Pulitzer Prize winning reporter Les Payne died Monday night at his home in Harlem. He died unexpectedly of a cardiac arrest. He was 76.

Payne was part of a reporting team that published a 33-part series titled “The Heroin Trail,” for Newsday. The series won the 1974 Pulitzer prize in journalism.

Payne, a Vietnam veteran, was a founding member and president of the National Association of Black Journalists (NABJ).

He worked nearly four decades at Newsday, rising to associate managing editor before retiring in 2006. Payne was a native of Tuscaloosa, Alabama.




  1. Long ago, just started working for the Democrat & Chronicle newspaper in Rochester, NY, I attended a National Association of Black Journalists conference, and sat on a panel where Les was the featured speaker and he talked about how, when he was in South Africa, he avoided the propaganda traps that were set up to keep journalists from getting at real stories about apartheid.

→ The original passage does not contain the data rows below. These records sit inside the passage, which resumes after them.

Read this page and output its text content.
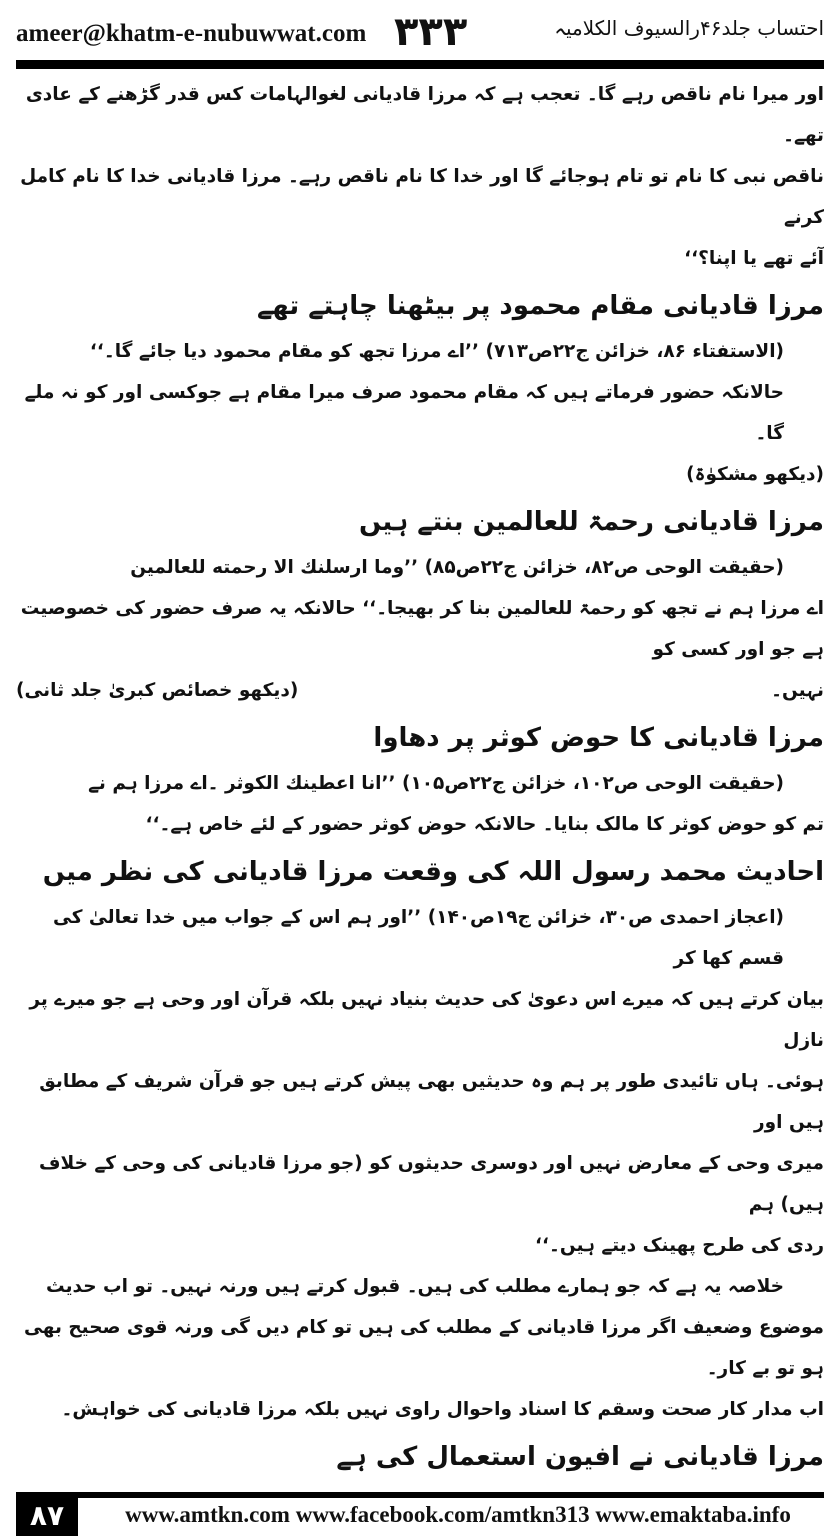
ameer@khatm-e-nubuwwat.com ۳۳۳	احتساب جلد۴۶رالسیوف الکلامیہ

اور میرا نام ناقص رہے گا۔ تعجب ہے کہ مرزا قادیانی لغوالہامات کس قدر گڑھنے کے عادی تھے۔

ناقص نبی کا نام تو تام ہوجائے گا اور خدا کا نام ناقص رہے۔ مرزا قادیانی خدا کا نام کامل کرنے

آئے تھے یا اپنا؟‘‘

مرزا قادیانی مقام محمود پر بیٹھنا چاہتے تھے

(الاستفتاء ۸۶، خزائن ج۲۲ص۷۱۳) ’’اے مرزا تجھ کو مقام محمود دیا جائے گا۔‘‘

حالانکہ حضور فرماتے ہیں کہ مقام محمود صرف میرا مقام ہے جوکسی اور کو نہ ملے گا۔

(دیکھو مشکوٰۃ)

مرزا قادیانی رحمۃ للعالمین بنتے ہیں

(حقیقت الوحی ص۸۲، خزائن ج۲۲ص۸۵) ’’وما ارسلنك الا رحمته للعالمین

اے مرزا ہم نے تجھ کو رحمۃ للعالمین بنا کر بھیجا۔‘‘ حالانکہ یہ صرف حضور کی خصوصیت ہے جو اور کسی کو

نہیں۔
(دیکھو خصائص کبریٰ جلد ثانی)
مرزا قادیانی کا حوض کوثر پر دھاوا

(حقیقت الوحی ص۱۰۲، خزائن ج۲۲ص۱۰۵) ’’انا اعطینك الكوثر ۔اے مرزا ہم نے

تم کو حوض کوثر کا مالک بنایا۔ حالانکہ حوض کوثر حضور کے لئے خاص ہے۔‘‘

احادیث محمد رسول اللہ کی وقعت مرزا قادیانی کی نظر میں

(اعجاز احمدی ص۳۰، خزائن ج۱۹ص۱۴۰) ’’اور ہم اس کے جواب میں خدا تعالیٰ کی قسم کھا کر

بیان کرتے ہیں کہ میرے اس دعویٰ کی حدیث بنیاد نہیں بلکہ قرآن اور وحی ہے جو میرے پر نازل

ہوئی۔ ہاں تائیدی طور پر ہم وہ حدیثیں بھی پیش کرتے ہیں جو قرآن شریف کے مطابق ہیں اور

میری وحی کے معارض نہیں اور دوسری حدیثوں کو (جو مرزا قادیانی کی وحی کے خلاف ہیں) ہم

ردی کی طرح پھینک دیتے ہیں۔‘‘

خلاصہ یہ ہے کہ جو ہمارے مطلب کی ہیں۔ قبول کرتے ہیں ورنہ نہیں۔ تو اب حدیث

موضوع وضعیف اگر مرزا قادیانی کے مطلب کی ہیں تو کام دیں گی ورنہ قوی صحیح بھی ہو تو بے کار۔

اب مدار کار صحت وسقم کا اسناد واحوال راوی نہیں بلکہ مرزا قادیانی کی خواہش۔

مرزا قادیانی نے افیون استعمال کی ہے

۸۷	www.amtkn.com www.facebook.com/amtkn313 www.emaktaba.info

    A lot of journalists use press releases and attended press conferences, he went into the field to get real stories. Anyway, to make a long story short, I learned more listening to his “war stories” at that panel than any stuff I learned from my D&C editors. I had great respect of him and despised the way that he was eventually treated by Newsday.

    [You won’t be hearing anything about that mistreatment from the mainstream news media with their nostalgic stuff about Les.]

    [I remember him at a NABJ I recall him at a NYC NABJ chapter engagement where I was talking about my experiences at the Democrat &n Chronicle, Time magazine, the Washington Star, and the NY Post and he considered I was a little whacked about my public contempt for mainstream news media – or maybe more than little – but I still had great respect for them.

  2. Gregg, thanks for your comments.